Taplin: The speed of cancer development is a consideration in screening frequency. The task force recently lengthened the recommended screening interval from 1 to 2 years for breast cancer and from 1 to 3 years for cervical cancer. Both of these cancers are slow to develop.
The screening method also played a role in the USPSTF’s colorectal screening recommendations. Colonoscopy, which uses a long flexible instrument attached to a video camera to examine the colon and rectum, can detect more polyps than can a fecal occult blood test (FOBT). As a result, the recommended colonoscopy screening interval is up to 10 years, compared with annual intervals for FOBT screening. With greater use of screening comes more recognition that we can be a little less aggressive and cause fewer side effects and harms by screening less often.
What is the status of prostate cancer screening recommendations?

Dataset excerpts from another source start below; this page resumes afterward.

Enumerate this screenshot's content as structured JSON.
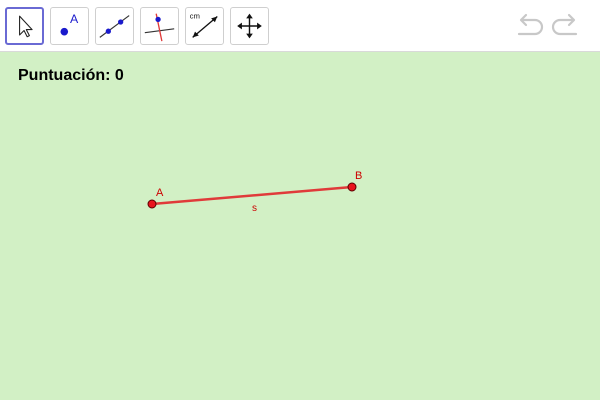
{
  "toolbar": {
    "tools": [
      {
        "name": "move-tool",
        "icon": "arrow-pointer-icon",
        "selected": true
      },
      {
        "name": "point-tool",
        "icon": "point-icon",
        "label": "A"
      },
      {
        "name": "line-tool",
        "icon": "line-icon"
      },
      {
        "name": "perpendicular-line-tool",
        "icon": "perpendicular-line-icon"
      },
      {
        "name": "distance-tool",
        "icon": "distance-icon",
        "label": "cm"
      },
      {
        "name": "move-graphics-view-tool",
        "icon": "move-arrows-icon"
      }
    ],
    "undo_icon": "undo-icon",
    "redo_icon": "redo-icon"
  },
  "score": {
    "label": "Puntuación: 0"
  },
  "construction": {
    "point_a_label": "A",
    "point_b_label": "B",
    "segment_label": "s"
  },
  "colors": {
    "background": "#d2f0c5",
    "segment": "#e03a3a",
    "point_fill": "#e8141e",
    "label": "#cc0000",
    "tool_blue": "#1a1acc",
    "selected_border": "#6a6ad4",
    "history_icon": "#c8c8c8"
  }
}
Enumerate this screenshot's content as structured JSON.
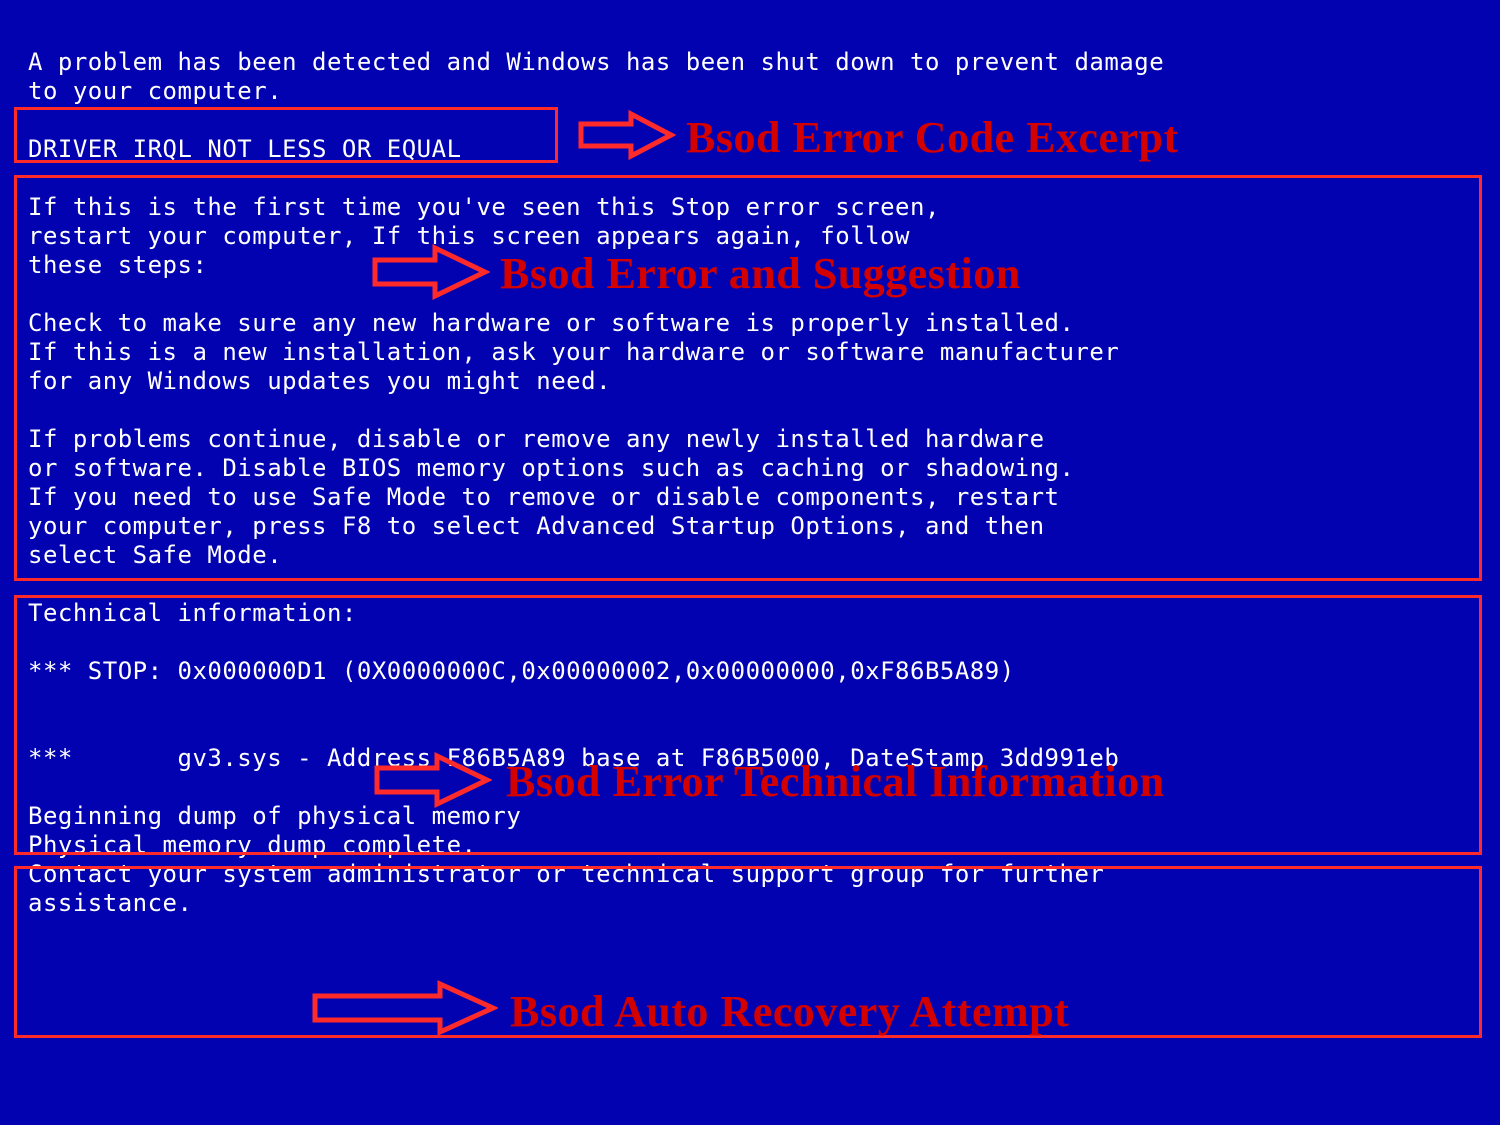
{
  "bsod": {
    "intro": "A problem has been detected and Windows has been shut down to prevent damage\nto your computer.",
    "error_code": "DRIVER_IRQL_NOT_LESS_OR_EQUAL",
    "suggest_p1": "If this is the first time you've seen this Stop error screen,\nrestart your computer, If this screen appears again, follow\nthese steps:",
    "suggest_p2": "Check to make sure any new hardware or software is properly installed.\nIf this is a new installation, ask your hardware or software manufacturer\nfor any Windows updates you might need.",
    "suggest_p3": "If problems continue, disable or remove any newly installed hardware\nor software. Disable BIOS memory options such as caching or shadowing.\nIf you need to use Safe Mode to remove or disable components, restart\nyour computer, press F8 to select Advanced Startup Options, and then\nselect Safe Mode.",
    "tech_header": "Technical information:",
    "tech_stop": "*** STOP: 0x000000D1 (0X0000000C,0x00000002,0x00000000,0xF86B5A89)",
    "tech_module": "***       gv3.sys - Address F86B5A89 base at F86B5000, DateStamp 3dd991eb",
    "dump_p1": "Beginning dump of physical memory\nPhysical memory dump complete.\nContact your system administrator or technical support group for further\nassistance."
  },
  "annotations": {
    "error_code": "Bsod Error Code Excerpt",
    "suggest": "Bsod Error and Suggestion",
    "tech": "Bsod Error Technical Information",
    "recover": "Bsod Auto Recovery Attempt"
  },
  "colors": {
    "background": "#0202b0",
    "text": "#ffffff",
    "highlight_border": "#ff2a2a",
    "annotation_text": "#d40000"
  }
}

Dr. Durado Brooks: The jury is still out as to whether the benefits outweigh the harms. The risks associated with prostate cancer screening are higher than those for breast, cervical, and colorectal cancers. Broad, unselective use of prostate-specific antigen (PSA) screening leads to overdiagnosis of individuals who otherwise would remain asymptomatic or would die from other causes. As a result, USPSTF recently issued a recommendation against the routine use of PSA screening, including in African-American men who have a high risk of developing and dying from prostate cancer.
Has screening research resulted in other revisions to USPSTF screening recommendations?

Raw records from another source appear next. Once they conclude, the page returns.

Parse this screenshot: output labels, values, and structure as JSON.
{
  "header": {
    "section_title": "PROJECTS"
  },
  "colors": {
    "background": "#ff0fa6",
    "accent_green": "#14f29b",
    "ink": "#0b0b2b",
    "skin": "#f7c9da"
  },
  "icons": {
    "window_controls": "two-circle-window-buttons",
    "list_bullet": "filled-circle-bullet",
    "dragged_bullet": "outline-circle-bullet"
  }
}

Taplin: The task force conducted a meta-analysis of the research on breast cancer screening before revising the age for starting routine breast cancer screening. The task force concluded that there was stronger evidence for women to start biennial screening at age 50 than at age 40. Although screening may reduce mortality in women age 40 to 49, the breast cancer rate is small in that population. The task force left the decision to screen at a younger age to women and their doctors, depending on their risk factors. The USPSTF recommended that the screening decision “should be an individual one and take patient context into account, including the patient's values regarding specific benefits and harms.”
Should physicians involve patients in making screening decisions?
Taplin: Physicians should discuss with patients what is known about cancer screening including the benefits, risks, and limitations. The discussion should also address the patient’s values and priorities. This shared decisionmaking should be implemented for all cancers in all screening settings.
Brooks: The American Cancer Society, the USPSTF, and many other organizations recommend that clinicians engage in shared decisionmaking specifically about the PSA test, to ensure that men understand the benefits, harms, and limitations of screening before consenting to such testing.
About Stephen Taplin, MD, MPH
Taplin is the Branch Chief of the Process of Care Research Branch within the Division of Cancer Control and Population Sciences, Behavioral Research Program at the National Cancer Institute. He is an internationally recognized expert in the field of cancer screening and has been conducting research funded by the National Cancer Institute for most of his career. His work has included research on determinants of mammography use, factors affecting mammography interpretation, costs of cancer care, the evaluation of screening implementation, and multilevel interventions in cancer care delivery.
About Durado Brooks, MD, MPH
Brooks is the Director of Prostate and Colorectal Cancers for the American Cancer Society, is involved with creating and implementing strategies to improve the prevention and early detection of cancer, and works to assist those who are diagnosed with the disease. He is also actively engaged in American Cancer Society initiatives designed to eliminate disparities in cancer prevention, detection, and outcomes.
Disclosure Statement: Drs. Stephen Taplin and Durado Brooks reported having no financial interests or business/professional affiliations relevant to the work described in this article.